Venditti, attualmente indagato dalla Procura di Brescia per corruzione in atti giudiziari, definisce la notizia «l’ennesima scoperta dell’acqua calda». Spiega che la formula utilizzata nella richiesta al Gip di Pavia del 22 febbraio 2017 – «in quanto devono essere ancora completate le richieste di misura coercitiva a carico degli indagati» - è una prassi ordinaria nei casi di maggiore gravità. «Nelle inchieste sui reati più gravi - afferma - si ritarda il deposito delle intercettazioni adottando una motivazione che lasci aperte tutte le porte e non pregiudichi qualsivoglia futura iniziativa». L’ex magistrato aggiunge di ricordare bene di aver scritto quella frase e di aver poi svolto una approfondita valutazione degli elementi raccolti prima di procedere all’archiviazione.
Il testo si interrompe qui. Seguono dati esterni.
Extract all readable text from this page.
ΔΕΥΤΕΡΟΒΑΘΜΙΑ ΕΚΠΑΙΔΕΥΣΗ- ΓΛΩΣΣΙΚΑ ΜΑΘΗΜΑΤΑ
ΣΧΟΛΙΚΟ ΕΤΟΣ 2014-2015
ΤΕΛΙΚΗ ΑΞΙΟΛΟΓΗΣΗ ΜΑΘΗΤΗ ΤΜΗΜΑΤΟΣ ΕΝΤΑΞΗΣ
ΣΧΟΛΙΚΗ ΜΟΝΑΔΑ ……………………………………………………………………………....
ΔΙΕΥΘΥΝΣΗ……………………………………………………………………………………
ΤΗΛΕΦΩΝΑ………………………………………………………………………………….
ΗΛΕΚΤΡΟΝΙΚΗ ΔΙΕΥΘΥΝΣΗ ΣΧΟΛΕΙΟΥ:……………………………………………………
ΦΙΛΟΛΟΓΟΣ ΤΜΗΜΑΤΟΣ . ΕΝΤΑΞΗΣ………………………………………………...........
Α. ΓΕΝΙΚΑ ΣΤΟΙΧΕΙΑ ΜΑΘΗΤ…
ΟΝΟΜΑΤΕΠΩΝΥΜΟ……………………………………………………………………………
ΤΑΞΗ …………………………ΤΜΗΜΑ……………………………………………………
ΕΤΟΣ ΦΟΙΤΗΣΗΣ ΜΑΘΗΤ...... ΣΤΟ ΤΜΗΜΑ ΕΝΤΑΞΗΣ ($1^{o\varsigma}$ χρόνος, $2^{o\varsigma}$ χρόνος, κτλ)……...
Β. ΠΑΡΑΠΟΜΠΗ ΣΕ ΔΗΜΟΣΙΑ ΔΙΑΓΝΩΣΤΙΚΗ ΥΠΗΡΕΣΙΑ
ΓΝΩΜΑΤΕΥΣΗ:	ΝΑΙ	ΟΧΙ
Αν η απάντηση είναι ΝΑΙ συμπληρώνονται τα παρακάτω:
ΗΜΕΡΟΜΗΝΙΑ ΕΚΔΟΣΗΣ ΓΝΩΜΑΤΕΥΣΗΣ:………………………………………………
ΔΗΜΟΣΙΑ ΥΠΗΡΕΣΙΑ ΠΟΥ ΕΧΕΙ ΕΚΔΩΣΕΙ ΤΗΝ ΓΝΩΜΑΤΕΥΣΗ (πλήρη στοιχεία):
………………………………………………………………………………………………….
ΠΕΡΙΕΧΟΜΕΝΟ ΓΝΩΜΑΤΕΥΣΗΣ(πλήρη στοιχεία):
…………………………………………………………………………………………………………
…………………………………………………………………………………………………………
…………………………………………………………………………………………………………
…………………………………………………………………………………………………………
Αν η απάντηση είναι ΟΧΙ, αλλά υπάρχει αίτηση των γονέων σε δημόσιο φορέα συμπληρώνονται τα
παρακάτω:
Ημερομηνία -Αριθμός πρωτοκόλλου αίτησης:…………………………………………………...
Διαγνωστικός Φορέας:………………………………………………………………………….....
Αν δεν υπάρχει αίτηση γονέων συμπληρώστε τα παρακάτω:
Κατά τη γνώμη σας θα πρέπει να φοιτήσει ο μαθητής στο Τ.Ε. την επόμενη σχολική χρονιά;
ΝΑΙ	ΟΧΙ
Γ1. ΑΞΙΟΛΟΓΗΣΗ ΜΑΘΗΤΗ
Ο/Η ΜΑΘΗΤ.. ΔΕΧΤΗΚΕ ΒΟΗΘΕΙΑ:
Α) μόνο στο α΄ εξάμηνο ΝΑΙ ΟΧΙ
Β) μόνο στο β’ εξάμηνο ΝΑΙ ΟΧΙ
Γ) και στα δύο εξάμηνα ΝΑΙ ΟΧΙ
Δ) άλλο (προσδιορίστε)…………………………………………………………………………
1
«La decisione fu condivisa con Milano»

Venditti richiama anche il contesto giudiziario dell’epoca: la Corte d’appello di Brescia, a gennaio 2017, aveva respinto la prima istanza di revisione del processo a Alberto Stasi, condannato per l’omicidio di Chiara Poggi. In quella fase, la Procura Generale di Milano, attraverso la sostituta procuratrice generale Laura Barbaini, aveva inviato una nota – datata 17 gennaio 2017 – in cui ribadiva che non esistevano elementi a carico di Sempio per l’omicidio. «Gli esiti di Brescia e il coordinamento con la Procura Generale di Milano - precisa Venditti - ci hanno convinti della insussistenza di elementi a carico dell’indagato».
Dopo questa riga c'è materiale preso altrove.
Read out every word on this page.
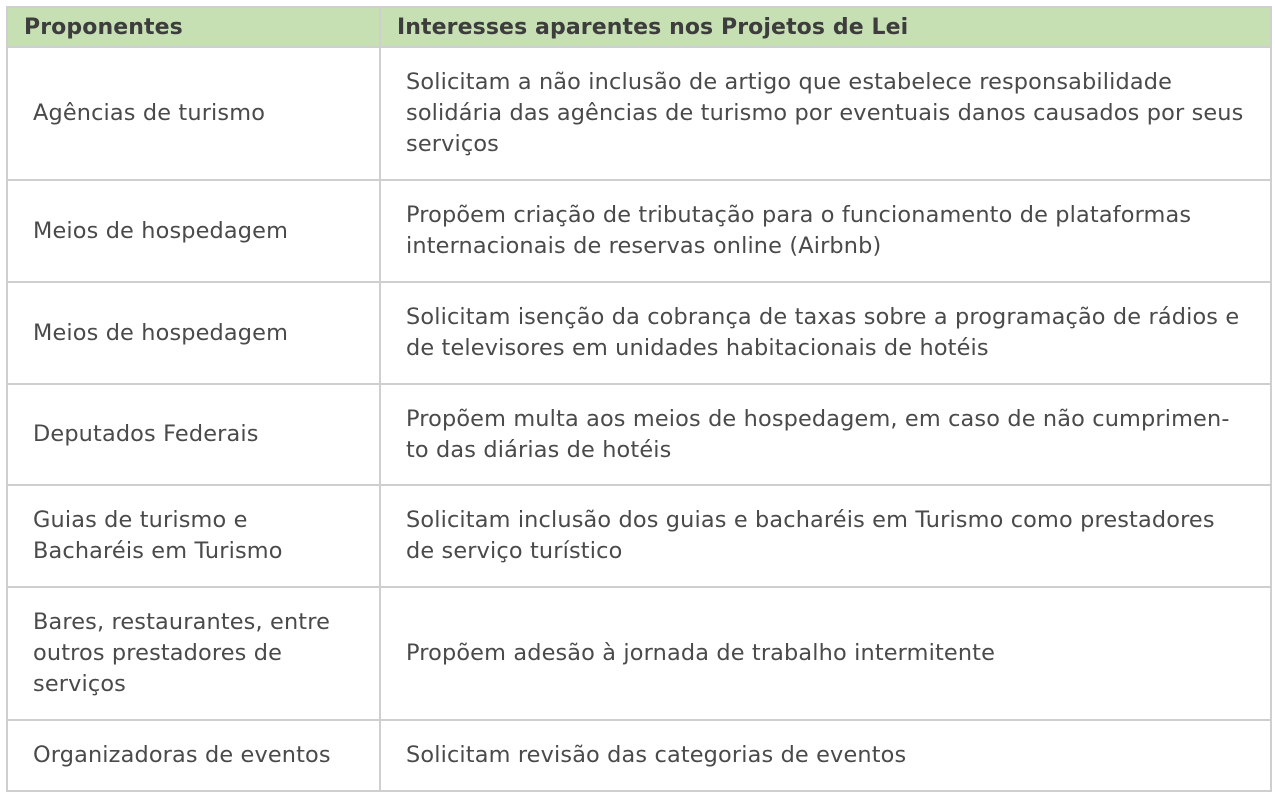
Proponentes	Interesses aparentes nos Projetos de Lei
Agências de turismo	Solicitam a não inclusão de artigo que estabelece responsabilidade solidária das agências de turismo por eventuais danos causados por seus serviços
Meios de hospedagem	Propõem criação de tributação para o funcionamento de plataformas internacionais de reservas online (Airbnb)
Meios de hospedagem	Solicitam isenção da cobrança de taxas sobre a programação de rádios e de televisores em unidades habitacionais de hotéis
Deputados Federais	Propõem multa aos meios de hospedagem, em caso de não cumprimen-to das diárias de hotéis
Guias de turismo e Bacharéis em Turismo	Solicitam inclusão dos guias e bacharéis em Turismo como prestadores de serviço turístico
Bares, restaurantes, entre outros prestadores de serviços	Propõem adesão à jornada de trabalho intermitente
Organizadoras de eventos	Solicitam revisão das categorias de eventos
Archiviazione firmata da tre magistrati

Venditti sottolinea inoltre che la richiesta di archiviazione del 16 marzo 2017 - non del 15 marzo, come riportato in alcuni recenti decreti di perquisizione - fu firmata congiuntamente da lui, dall’allora pm Giulia Pezzino e dal procuratore capo Giorgio Reposo. «Non fu una decisione personale o isolata», rimarca l’ex magistrato, «ma un atto collegiale e ponderato».